US 12,293,832 B2
System and method for predicting the risk of future lung cancer
George R. Washko, Jr., West Roxbury, MA (US); Christopher Scott Stevenson, West Sussex (GB); Samuel Yoffe Ash, Newton, MA (US); Raul San Jose Estepar, Wellesley, MA (US); and Matthew David Mailman, New Hope, PA (US)
Assigned to Johnson & Johnson Enterprise Innovation Inc., New Brunswick, NJ (US)
Filed by Johnson & Johnson Enterprise Innovation Inc., New Brunswick, NJ (US)
Filed on Jul. 13, 2022, as Appl. No. 17/863,978.
Claims priority of provisional application 63/328,590, filed on Apr. 7, 2022.
Claims priority of provisional application 63/222,712, filed on Jul. 16, 2021.
Prior Publication US 2023/0027734 A1, Jan. 26, 2023
Int. Cl. G16H 50/30 (2018.01); G06T 7/00 (2017.01); G06V 10/44 (2022.01); G06V 10/50 (2022.01); G06V 10/774 (2022.01); G16H 50/20 (2018.01)

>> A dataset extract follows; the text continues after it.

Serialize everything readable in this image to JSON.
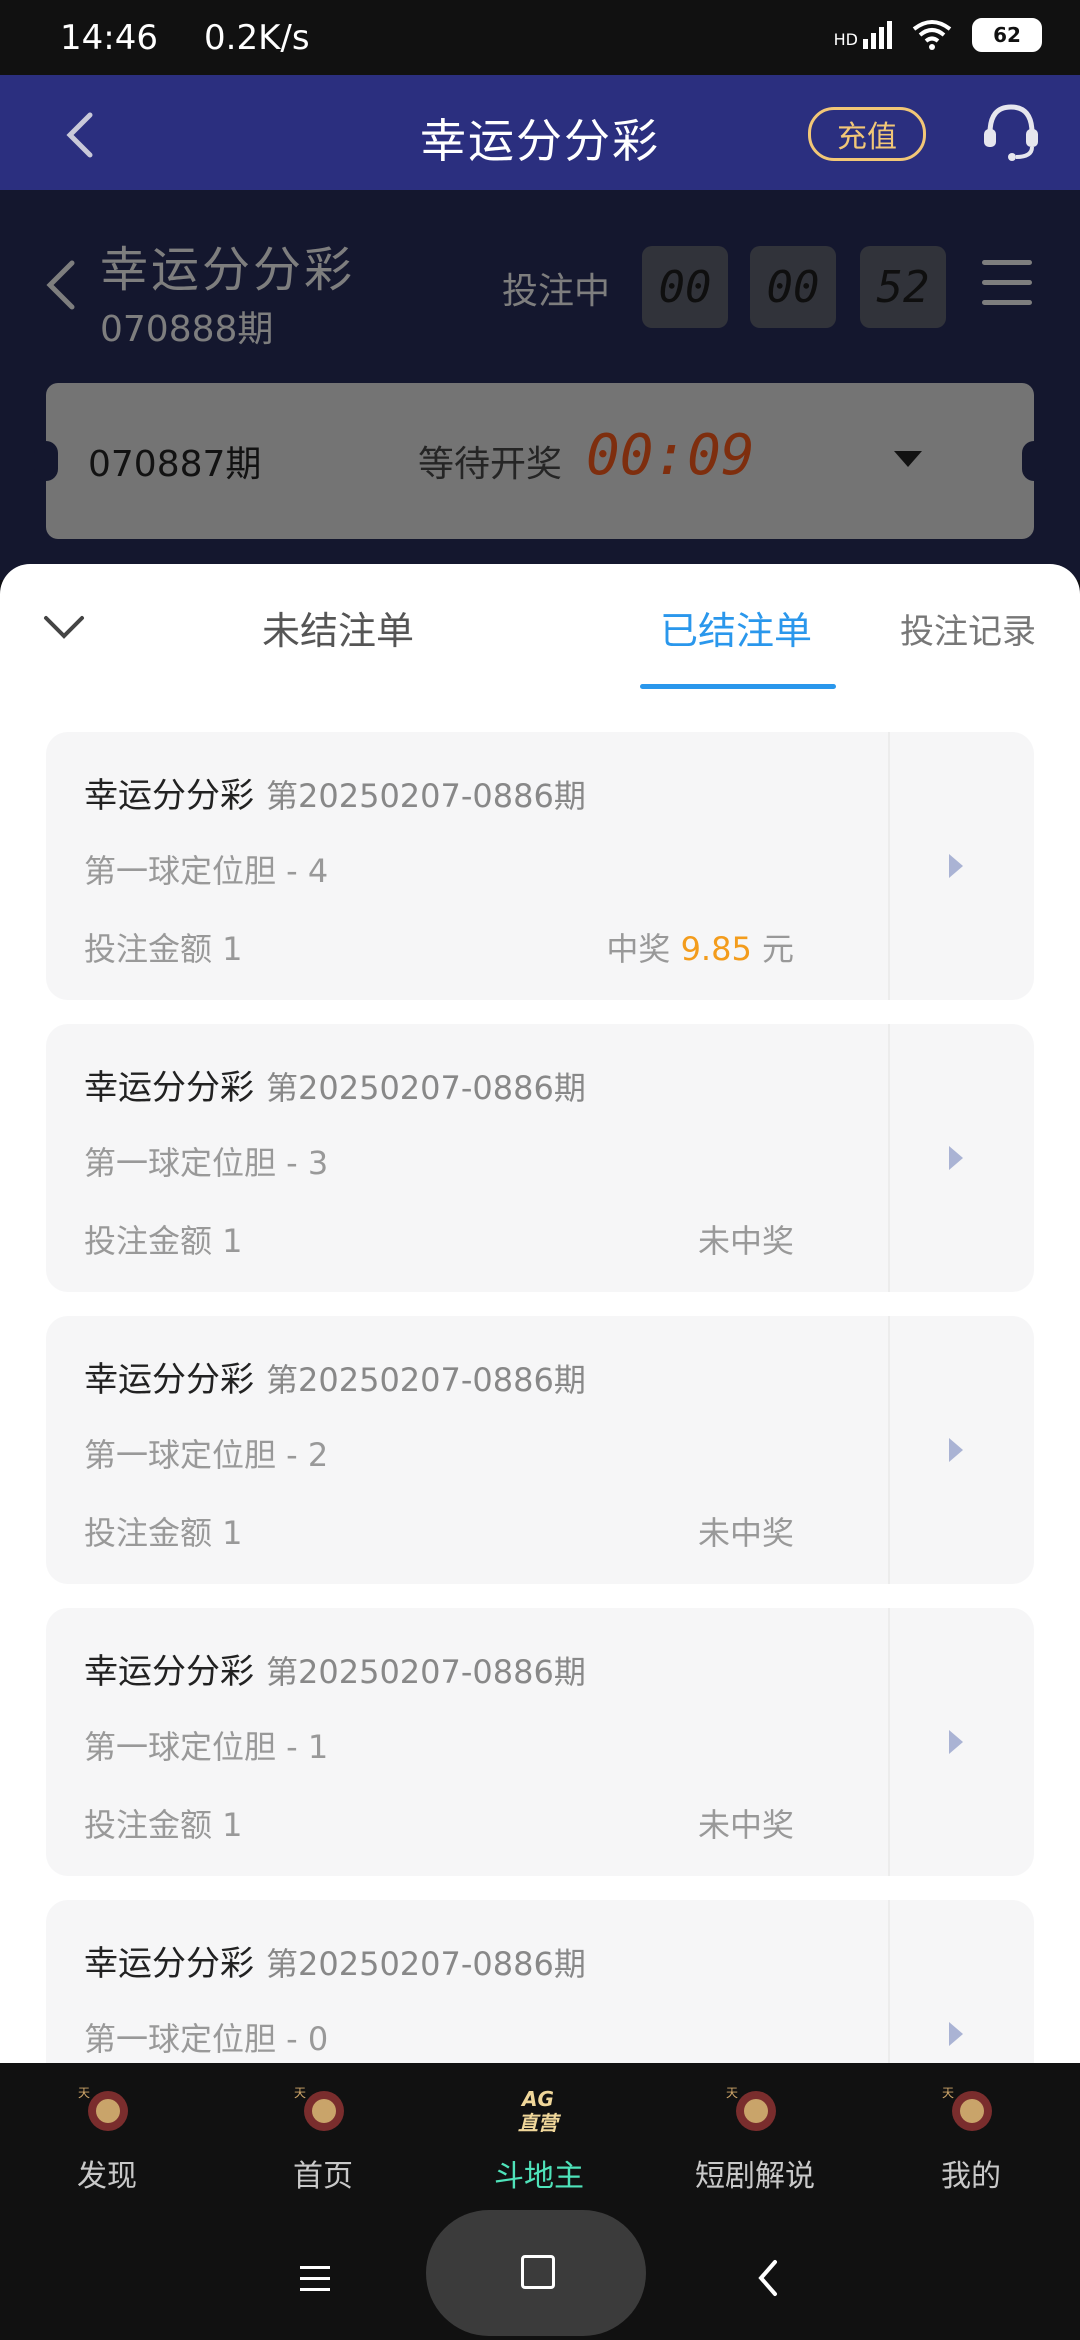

CPC G16H 50/20 (2018.01) [G06T 7/0016 (2013.01); G06V 10/44 (2022.01); G06V 10/50 (2022.01); G06V 10/774 (2022.01); G16H 50/30 (2018.01); G06T 2207/10081 (2013.01); G06T 2207/10116 (2013.01); G06T 2207/20081 (2013.01); G06T 2207/30064 (2013.01); G06T 2207/30096 (2013.01); G06V 2201/03 (2022.01)] 20 Claims
OG exemplary drawing
 
1. A method for predicting one or more risks of lung cancer for a subject, the method comprising:
obtaining one or more images captured from the subject;
extracting features from the one or more obtained images, the extracted features including at least one of a longitudinal lung parenchyma feature associated with an absence of nodules or a longitudinal body composition feature associated with an absence of nodules; and
predicting one or more risks of lung cancer for the subject based on a risk prediction model trained to analyze the extracted features from the one or more obtained images and generate a predicted score indicating a likelihood of the subject developing lung cancer.